Sources who know and worked with O’Neill, who was first identified by the special operations blog SOFREP, said his version of events showed cracks almost from the night of the raid itself. One former special operations official said that O’Neill didn’t identify himself as the main shooter in the “hot wash” debriefing that operators conducted immediately after the raid at an air base in Afghanistan. But upon his return stateside, O’Neill identified himself as the trigger-man to members of the public while drinking in some favorite SEAL bars in Virginia Beach, VA. (This account was independently verified by a second source.) O’Neill’s behavior prompted his superiors to counsel him that the operation was classified, the former official said.
This much seems beyond dispute. O’Neill was one of three men who fired at the fugitive terrorist in the moments before he died. The two others SEALs were Bissonnette and a third shooter whom multiple sources referred to as the “point man,” because he was standing at the front of the team of SEALs as they climbed a staircase and approached bin Laden’s bedroom on the upper floor of his safe house.

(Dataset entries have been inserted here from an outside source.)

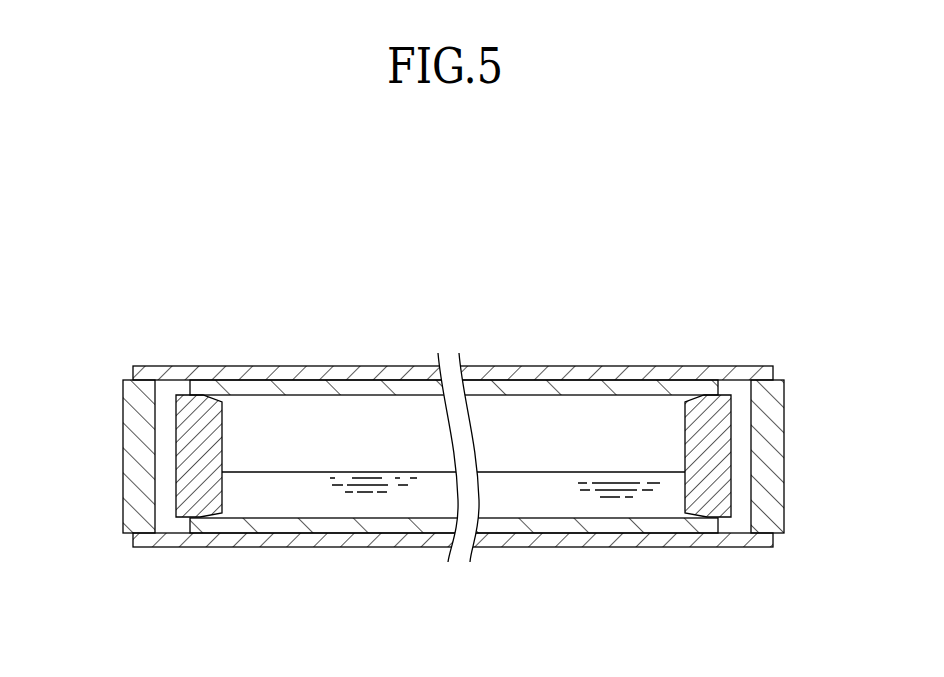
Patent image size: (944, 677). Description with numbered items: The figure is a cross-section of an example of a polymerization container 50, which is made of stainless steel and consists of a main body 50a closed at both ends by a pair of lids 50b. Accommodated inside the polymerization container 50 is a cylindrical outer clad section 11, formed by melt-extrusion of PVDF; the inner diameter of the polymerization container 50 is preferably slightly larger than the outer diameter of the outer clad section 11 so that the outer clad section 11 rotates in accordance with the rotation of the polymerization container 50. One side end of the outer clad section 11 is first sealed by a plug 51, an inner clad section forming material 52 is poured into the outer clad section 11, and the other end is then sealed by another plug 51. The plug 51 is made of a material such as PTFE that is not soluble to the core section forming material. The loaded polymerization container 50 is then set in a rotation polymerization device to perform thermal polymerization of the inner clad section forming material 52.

The polymerization container 50 is at (454, 409).
The main body 50a is at (623, 548).
The lids 50b is at (123, 468).
The outer clad section 11 is at (337, 390).
The plug 51 is at (177, 396).
The inner clad section forming material 52 is at (240, 500).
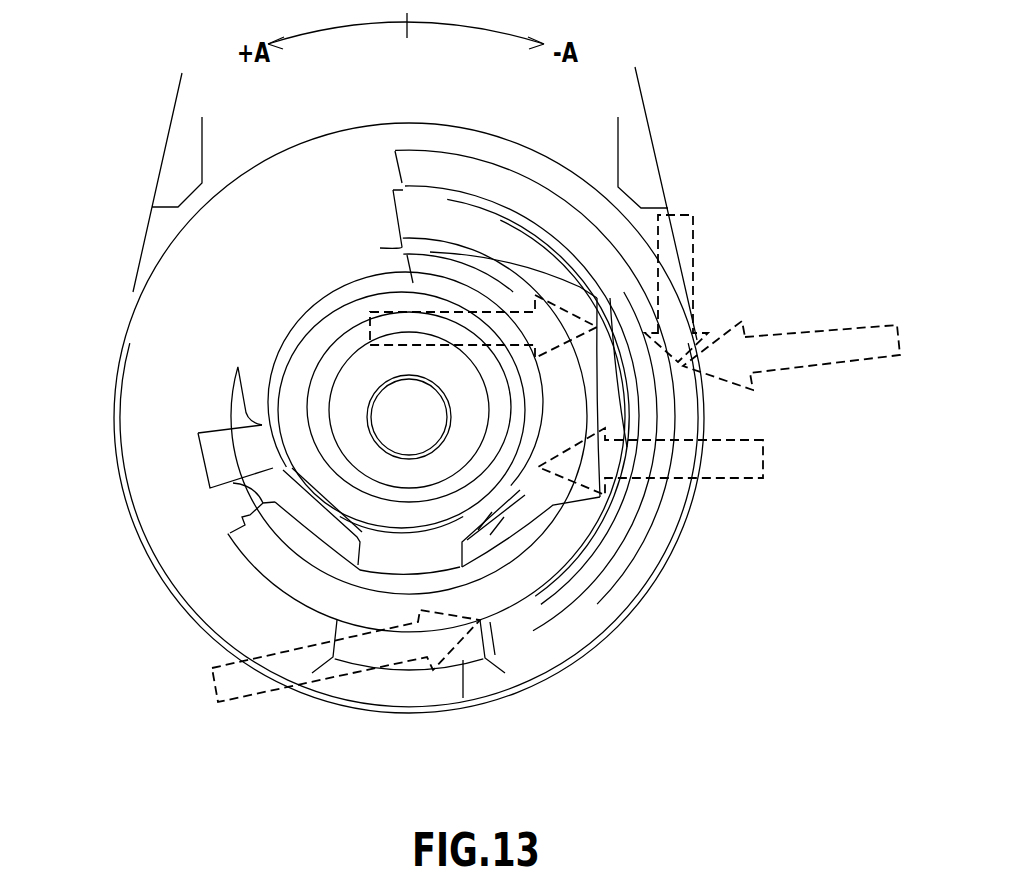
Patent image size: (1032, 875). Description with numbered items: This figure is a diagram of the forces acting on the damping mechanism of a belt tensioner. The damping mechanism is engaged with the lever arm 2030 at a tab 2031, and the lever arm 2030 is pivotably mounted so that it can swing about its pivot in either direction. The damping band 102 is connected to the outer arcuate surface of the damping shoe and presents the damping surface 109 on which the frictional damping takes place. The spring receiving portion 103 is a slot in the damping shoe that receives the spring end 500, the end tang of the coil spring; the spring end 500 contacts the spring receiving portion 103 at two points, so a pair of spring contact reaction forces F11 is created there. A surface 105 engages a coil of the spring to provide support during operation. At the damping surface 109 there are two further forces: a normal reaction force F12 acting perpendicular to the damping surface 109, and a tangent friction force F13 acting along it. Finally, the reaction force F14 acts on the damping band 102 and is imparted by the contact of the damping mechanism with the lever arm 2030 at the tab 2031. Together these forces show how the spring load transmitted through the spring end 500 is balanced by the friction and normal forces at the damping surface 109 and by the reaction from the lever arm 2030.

The damping band 102 is at (625, 540).
The spring receiving portion 103 is at (619, 418).
The surface 105 is at (228, 460).
The damping surface 109 is at (617, 590).
The spring end 500 is at (592, 404).
The lever arm 2030 is at (593, 147).
The tab 2031 is at (470, 648).
The spring contact reaction forces F11 is at (395, 322).
The normal reaction force F12 is at (862, 345).
The tangent friction force F13 is at (684, 236).
The reaction force F14 is at (218, 686).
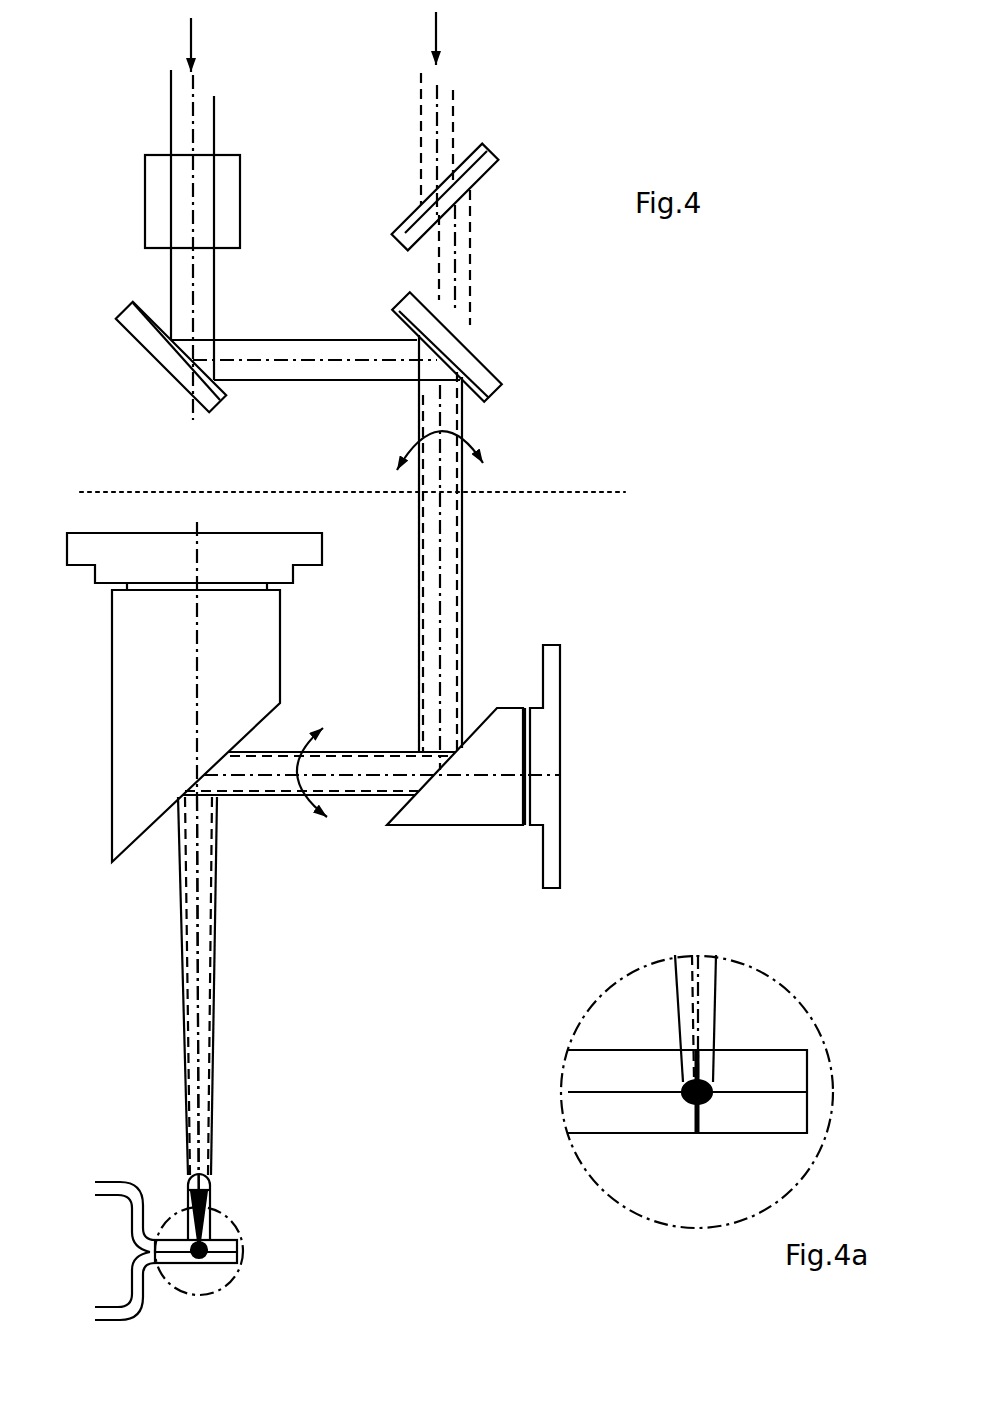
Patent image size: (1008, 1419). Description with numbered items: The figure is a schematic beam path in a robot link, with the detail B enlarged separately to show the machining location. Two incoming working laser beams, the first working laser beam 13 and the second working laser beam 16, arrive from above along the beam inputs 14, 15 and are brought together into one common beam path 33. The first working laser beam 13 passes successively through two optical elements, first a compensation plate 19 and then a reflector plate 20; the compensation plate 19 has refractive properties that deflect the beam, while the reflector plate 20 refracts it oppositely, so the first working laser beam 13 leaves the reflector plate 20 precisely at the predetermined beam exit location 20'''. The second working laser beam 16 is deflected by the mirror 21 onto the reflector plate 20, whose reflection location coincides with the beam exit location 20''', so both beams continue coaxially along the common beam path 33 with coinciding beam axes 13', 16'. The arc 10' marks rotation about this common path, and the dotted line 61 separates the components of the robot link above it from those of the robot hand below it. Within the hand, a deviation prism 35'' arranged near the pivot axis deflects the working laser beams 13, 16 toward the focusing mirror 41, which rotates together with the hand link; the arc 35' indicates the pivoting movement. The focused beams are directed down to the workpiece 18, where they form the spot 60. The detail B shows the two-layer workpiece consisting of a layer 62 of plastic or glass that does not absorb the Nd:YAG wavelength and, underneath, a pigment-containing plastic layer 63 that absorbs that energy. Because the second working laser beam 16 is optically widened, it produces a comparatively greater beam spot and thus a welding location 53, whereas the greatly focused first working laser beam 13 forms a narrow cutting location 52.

According to O’Neill’s version of events, as described in an interview with the Washington Post published Thursday and a 2013 article in Esquire, the point man fired at bin Laden as he poked his head out of his bedroom door. But the point man apparently missed. O’Neill then moved past him, he says, and stepped into the room, coming face to face with bin Laden.
In a SEAL version of Rashomon, the ostensibly silent warriors of the special operations community have been going after one another over what really happened that night in Abbottabad.
O’Neill says he looked at bin Laden long enough to see that he seemed “confused,” appeared “way taller than I was expecting,” and “didn’t appear to be hit. I can’t tell you 100 percent, but he was standing and moving,” O’Neill told Esquire.
“In that second I shot him, two times in the forehead,” O’Neill told the magazine. He subsequently told the Post that it was clear he had killed bin Laden because his skull was split open.
Shortly after the article was published, Peter Bergen, a long-time chronicler of bin Laden and the only outside observer who was ever allowed to tour bin Laden’s compound after the raid, interviewed an anonymous SEAL Team 6 member who said the Esquire story was “complete B-S.”
But multiple special operations sources, as well as Bissonnette’s own account in his book, No Easy Day, say the still unidentified point man fired first at bin Laden and scored a direct hit, striking him in the skull. If true, that was the shot that almost certainly killed the terrorist leader, not O’Neill’s.
The point man, according to those who know him, is still serving with the SEALs. He’s described as quiet and not a fame-seeker. It’s unknown whether he has any plans he to write a book or speak publicly about his role in the raid. But the point man has told others outside the military that he was part of the mission in Abbottabad.
The Daily Beast asked Fox News about O’Neill’s version of events and how the filmmakers corroborated it for the documentary. The channel said that those questions would be answered in the film, which will air over two nights. Peter Doocy, the 27-year-old Fox reporter who scored the O’Neill interview told the network on Thursday, “We asked Rob O’Neill why his version of the story was a little bit different than what we’d heard before, and he does explain that in the special.”
As the body of Osama bin Laden was buried at sea within hours of his shooting, no official autopsy was done, nor did the operators stay in bin Laden’s compound long enough to carry out forensics on the shooting itself, as they were too busy gathering up evidence from the compound to take out before Pakistani authorities arrived. The authorities later razed the building.
The real story of who killed bin Laden may have gone to the bottom of the ocean or been plowed back into the dirt in Abbottabad. But if the anonymous “point man” comes forward, O’Neill won’t have the last word.